〜side 澄〜


「すみれ、ちゃん‥‥‥。」




これで、よかったんだ‥‥‥。

よかったんだ。

よかったんだ‥‥‥。よかった。




「これで、いいのか?秋月。」




後ろに隠れていた秋月 茜に呼びかける。




「ええ。『澄くん』。」

「やめろ。秋月。不愉快だ。」

「おや?不機嫌ですね‥‥‥。何かありましたか?」

「‥‥‥どうどうとすみれちゃんを傷つけんな。約束と違うだろ!!これは!!」




悩む彼女の姿を見るだけで、胸が苦しくなる。


攻撃的な彼女の姿を思い浮かべる。


あの優しい彼女があんなふうに俺を攻撃するなんて‥‥‥。




「はー、せっかく手に入れられたのに残念です。今でも心に彼女のことが住み着いているなんて。」

「‥‥‥。」

「でも安心してください。私の愛であなたを目覚めさせてあげます。」




もしもその恋が目覚めてしまうものならば、



__一生目覚めなければいいのに。





「それにしても彼女を孤立させるの、難しいですね‥‥‥。あとちょっとなのに
‥‥‥。」

「おいっ!だから何もするなって!!」

「ええ。私はなにもしませんよ?ただ、あなたがするだけで(・・・・・・・・・)。」

「くそっ‥‥‥。」




どうする?


すみれちゃんを傷つけるからと手を引くか‥‥‥?


でもそうするとコイツの今後することが分からなくなる。

協力すれば、多少のリスクを減らせる‥‥‥!!



俺が、俺が‥‥‥。


コイツ(秋月)の命令を聞いていれば‥‥‥!!





「ねえ、『澄くん』。

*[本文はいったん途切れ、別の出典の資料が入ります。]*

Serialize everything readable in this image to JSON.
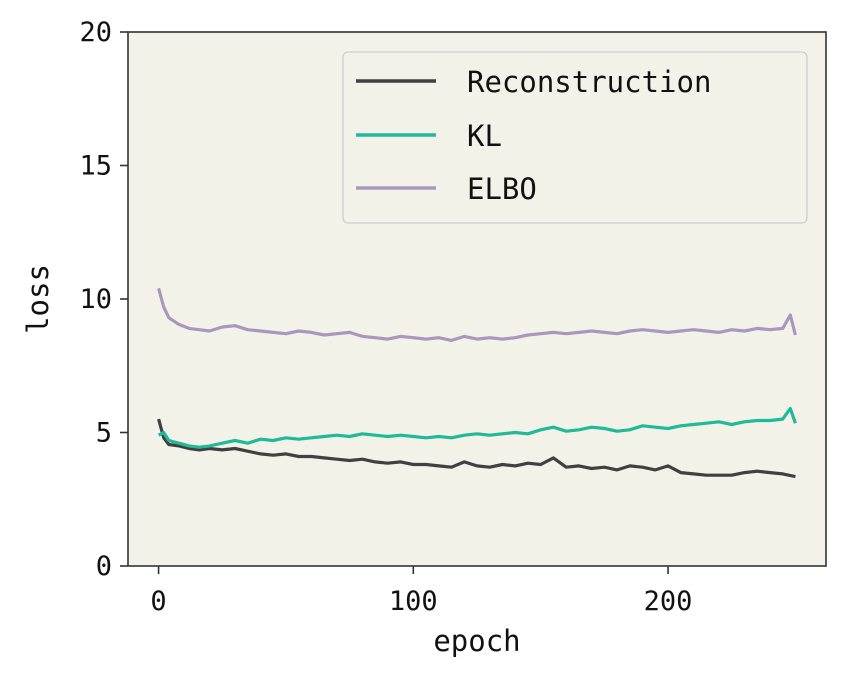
{
  "chart_data": {
    "type": "line",
    "title": "",
    "xlabel": "epoch",
    "ylabel": "loss",
    "xlim": [
      -12,
      262
    ],
    "ylim": [
      0,
      20
    ],
    "xticks": [
      0,
      100,
      200
    ],
    "yticks": [
      0,
      5,
      10,
      15,
      20
    ],
    "xtick_labels": [
      "0",
      "100",
      "200"
    ],
    "ytick_labels": [
      "0",
      "5",
      "10",
      "15",
      "20"
    ],
    "grid": false,
    "legend_position": "upper-right",
    "colors": {
      "background": "#f3f2e8",
      "axes": "#333333"
    },
    "series": [
      {
        "name": "Reconstruction",
        "color": "#404040",
        "x": [
          0,
          2,
          4,
          8,
          12,
          16,
          20,
          25,
          30,
          35,
          40,
          45,
          50,
          55,
          60,
          65,
          70,
          75,
          80,
          85,
          90,
          95,
          100,
          105,
          110,
          115,
          120,
          125,
          130,
          135,
          140,
          145,
          150,
          155,
          160,
          165,
          170,
          175,
          180,
          185,
          190,
          195,
          200,
          205,
          210,
          215,
          220,
          225,
          230,
          235,
          240,
          245,
          250
        ],
        "y": [
          5.5,
          4.8,
          4.55,
          4.5,
          4.4,
          4.35,
          4.4,
          4.35,
          4.4,
          4.3,
          4.2,
          4.15,
          4.2,
          4.1,
          4.1,
          4.05,
          4.0,
          3.95,
          4.0,
          3.9,
          3.85,
          3.9,
          3.8,
          3.8,
          3.75,
          3.7,
          3.9,
          3.75,
          3.7,
          3.8,
          3.75,
          3.85,
          3.8,
          4.05,
          3.7,
          3.75,
          3.65,
          3.7,
          3.6,
          3.75,
          3.7,
          3.6,
          3.75,
          3.5,
          3.45,
          3.4,
          3.4,
          3.4,
          3.5,
          3.55,
          3.5,
          3.45,
          3.35
        ]
      },
      {
        "name": "KL",
        "color": "#20b99a",
        "x": [
          0,
          2,
          4,
          8,
          12,
          16,
          20,
          25,
          30,
          35,
          40,
          45,
          50,
          55,
          60,
          65,
          70,
          75,
          80,
          85,
          90,
          95,
          100,
          105,
          110,
          115,
          120,
          125,
          130,
          135,
          140,
          145,
          150,
          155,
          160,
          165,
          170,
          175,
          180,
          185,
          190,
          195,
          200,
          205,
          210,
          215,
          220,
          225,
          230,
          235,
          240,
          245,
          248,
          250
        ],
        "y": [
          4.9,
          5.0,
          4.7,
          4.6,
          4.5,
          4.45,
          4.5,
          4.6,
          4.7,
          4.6,
          4.75,
          4.7,
          4.8,
          4.75,
          4.8,
          4.85,
          4.9,
          4.85,
          4.95,
          4.9,
          4.85,
          4.9,
          4.85,
          4.8,
          4.85,
          4.8,
          4.9,
          4.95,
          4.9,
          4.95,
          5.0,
          4.95,
          5.1,
          5.2,
          5.05,
          5.1,
          5.2,
          5.15,
          5.05,
          5.1,
          5.25,
          5.2,
          5.15,
          5.25,
          5.3,
          5.35,
          5.4,
          5.3,
          5.4,
          5.45,
          5.45,
          5.5,
          5.9,
          5.35
        ]
      },
      {
        "name": "ELBO",
        "color": "#a898c0",
        "x": [
          0,
          2,
          4,
          8,
          12,
          16,
          20,
          25,
          30,
          35,
          40,
          45,
          50,
          55,
          60,
          65,
          70,
          75,
          80,
          85,
          90,
          95,
          100,
          105,
          110,
          115,
          120,
          125,
          130,
          135,
          140,
          145,
          150,
          155,
          160,
          165,
          170,
          175,
          180,
          185,
          190,
          195,
          200,
          205,
          210,
          215,
          220,
          225,
          230,
          235,
          240,
          245,
          248,
          250
        ],
        "y": [
          10.4,
          9.7,
          9.3,
          9.05,
          8.9,
          8.85,
          8.8,
          8.95,
          9.0,
          8.85,
          8.8,
          8.75,
          8.7,
          8.8,
          8.75,
          8.65,
          8.7,
          8.75,
          8.6,
          8.55,
          8.5,
          8.6,
          8.55,
          8.5,
          8.55,
          8.45,
          8.6,
          8.5,
          8.55,
          8.5,
          8.55,
          8.65,
          8.7,
          8.75,
          8.7,
          8.75,
          8.8,
          8.75,
          8.7,
          8.8,
          8.85,
          8.8,
          8.75,
          8.8,
          8.85,
          8.8,
          8.75,
          8.85,
          8.8,
          8.9,
          8.85,
          8.9,
          9.4,
          8.65
        ]
      }
    ]
  }
}
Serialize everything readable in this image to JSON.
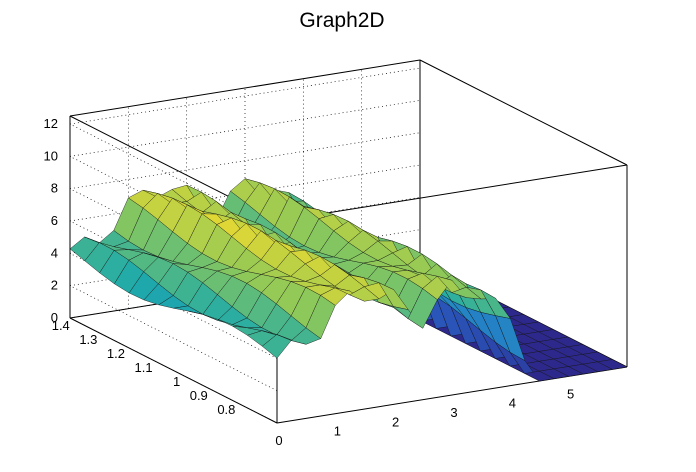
{
  "chart_data": {
    "type": "surface3d",
    "title": "Graph2D",
    "x_axis": {
      "label": "",
      "range": [
        0,
        6
      ],
      "ticks": [
        "0",
        "1",
        "2",
        "3",
        "4",
        "5"
      ]
    },
    "y_axis": {
      "label": "",
      "range": [
        0.7,
        1.45
      ],
      "ticks": [
        "0.8",
        "0.9",
        "1",
        "1.1",
        "1.2",
        "1.3",
        "1.4"
      ]
    },
    "z_axis": {
      "label": "",
      "range": [
        0,
        12.5
      ],
      "ticks": [
        "0",
        "2",
        "4",
        "6",
        "8",
        "10",
        "12"
      ]
    },
    "grid": true,
    "colormap": "viridis-like (blue to yellow)",
    "surface_profile_along_x": [
      {
        "x": 0.0,
        "z": 4.0
      },
      {
        "x": 0.5,
        "z": 4.8
      },
      {
        "x": 0.9,
        "z": 5.6
      },
      {
        "x": 1.1,
        "z": 7.0
      },
      {
        "x": 1.5,
        "z": 7.2
      },
      {
        "x": 2.0,
        "z": 6.5
      },
      {
        "x": 2.5,
        "z": 5.0
      },
      {
        "x": 3.0,
        "z": 6.6
      },
      {
        "x": 3.5,
        "z": 6.0
      },
      {
        "x": 4.0,
        "z": 4.0
      },
      {
        "x": 4.5,
        "z": 0.0
      },
      {
        "x": 5.5,
        "z": 0.0
      }
    ]
  }
}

恋人らしく愛をささやいてくださいよ。」




「‥‥‥好きだ。」


好きだよ。すみれちゃん。



「足りませんよ?まあ、今日はこのくらいにしておきましょうか。」



クスクスと笑う声に吐き気がする。


すみれちゃん‥‥‥。




君だけは、どうか無事でいてくれ。